In fact, Brathwaite reckons, the options are limited generally for women as sex games are almost exclusively designed for men. "You have games where the guy walks out and he's naked, but generally the response I hear from women is, 'Whoa dude, wait. Put something on.' It's not that there's something wrong with a nude male, but it's like there are five steps that need to happen before we get to this point. Whereas guys are just like, 'Bring it.'

"So there's this huge difference, and I think the metaphorical mechanics need to precede the explicit stuff, the sense of the chase."
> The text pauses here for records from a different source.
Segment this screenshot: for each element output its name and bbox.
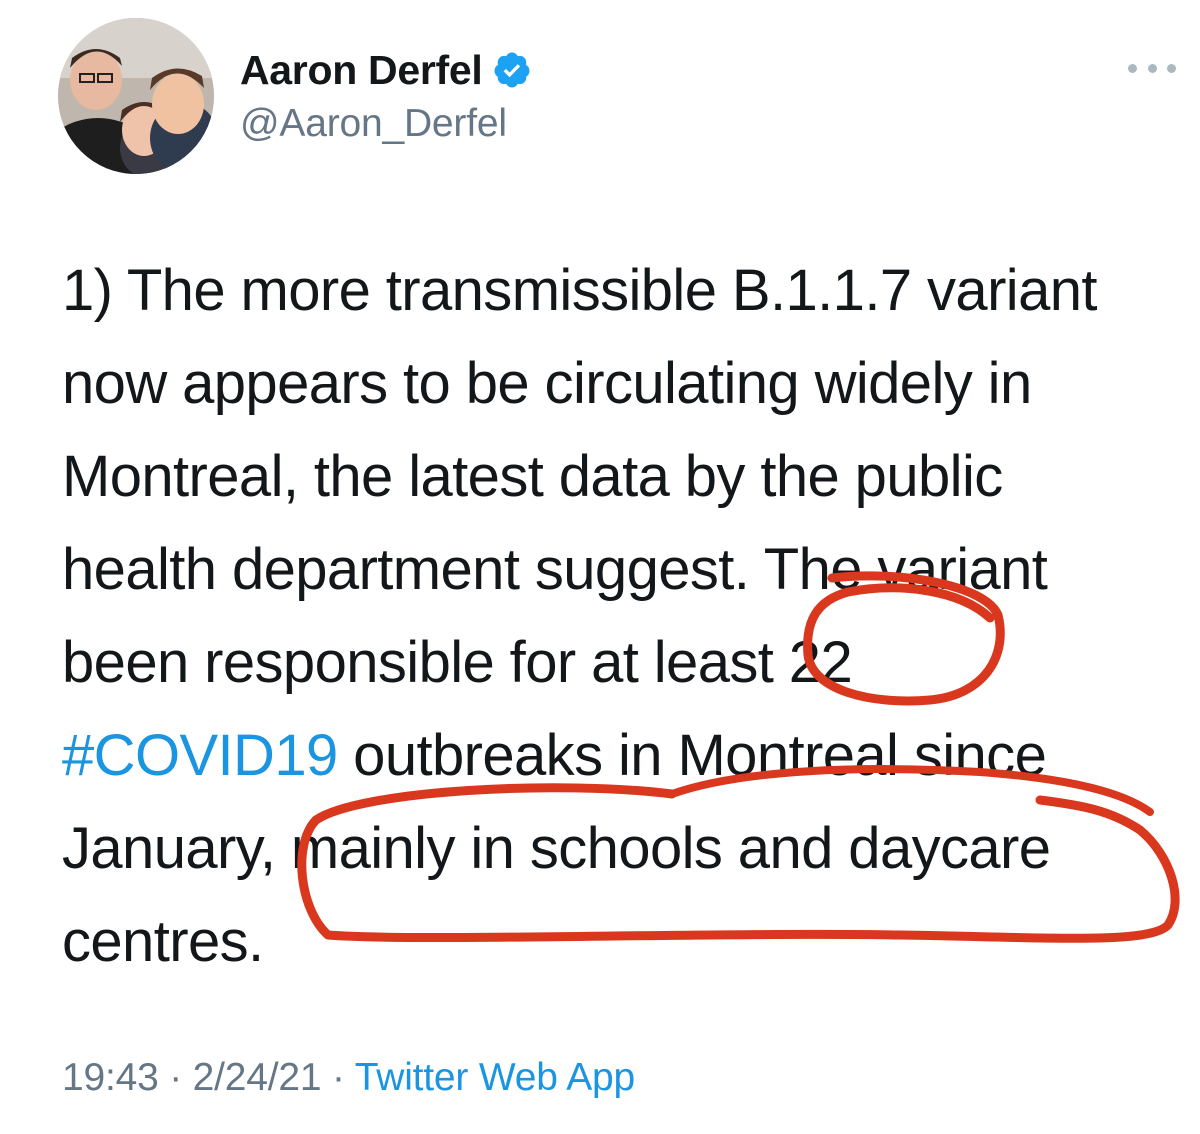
ellipsis-icon — [1167, 63, 1176, 73]
verified-badge-icon — [492, 50, 532, 90]
tweet-line: centres. — [62, 909, 264, 974]
profile-photo-icon — [58, 18, 214, 174]
tweet-line: Montreal, the latest data by the public — [62, 444, 1003, 509]
tweet-card: Aaron Derfel @Aaron_Derfel 1) The more t… — [0, 0, 1200, 1134]
meta-separator: · — [158, 1056, 193, 1099]
author-block: Aaron Derfel @Aaron_Derfel — [240, 44, 532, 146]
display-name[interactable]: Aaron Derfel — [240, 47, 483, 94]
hashtag-link[interactable]: #COVID19 — [62, 723, 338, 788]
ellipsis-icon — [1147, 63, 1157, 73]
tweet-date[interactable]: 2/24/21 — [193, 1056, 322, 1099]
name-row: Aaron Derfel — [240, 44, 532, 96]
tweet-line: been responsible for at least 22 — [62, 630, 853, 695]
ellipsis-icon — [1128, 63, 1137, 73]
tweet-line: health department suggest. The variant — [62, 537, 1048, 602]
tweet-source-link[interactable]: Twitter Web App — [355, 1056, 635, 1099]
tweet-line: January, mainly in schools and daycare — [62, 816, 1051, 881]
tweet-time[interactable]: 19:43 — [62, 1056, 159, 1099]
tweet-line: now appears to be circulating widely in — [62, 351, 1032, 416]
more-options-button[interactable] — [1128, 56, 1176, 80]
tweet-line-text: outbreaks in Montreal since — [337, 723, 1047, 788]
tweet-line: #COVID19 outbreaks in Montreal since — [62, 709, 1172, 802]
tweet-line: 1) The more transmissible B.1.1.7 varian… — [62, 258, 1098, 323]
avatar[interactable] — [58, 18, 214, 174]
tweet-metadata: 19:43 · 2/24/21 · Twitter Web App — [62, 1056, 635, 1100]
user-handle[interactable]: @Aaron_Derfel — [240, 102, 532, 146]
meta-separator: · — [321, 1056, 355, 1099]
tweet-text: 1) The more transmissible B.1.1.7 varian… — [62, 244, 1172, 988]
During the session several ideas about new ways to feature sex in games came up. How about a serious game which helps couples to overcome problems in the bedroom, for example?

"Just imagine you and your partner are having sexual issues," said Brathwaite. "Maybe you've been married for 10 years and you want to spice things up and have some fun... Wouldn't it be amazing if your sex therapist could say, 'You and your partner take this home and in the comfort of your own bedroom, do this.'"

Another suggestion was a game about practicing safe sex aimed at teenagers. One roundtable attendee said he was approached with a pitch for such a game at last year's GDC, so you never know.

This one's a little more off the wall. "Just suppose you had a swinger party and you didn't want to say, 'Listen, here's the deal. There's like 20 people in the room but I would rather rip my face off than sleep with that dude,'" suggested Brathwaite.

"What if you had a computer sex game that was controlling the entire thing, so you could say 'I'm willing to do this and this, but not with this'. A computer could actually do that and you could avoid whatever social issues."

Now that's what they call broadening the gaming demographic. Watch out, Nintendo.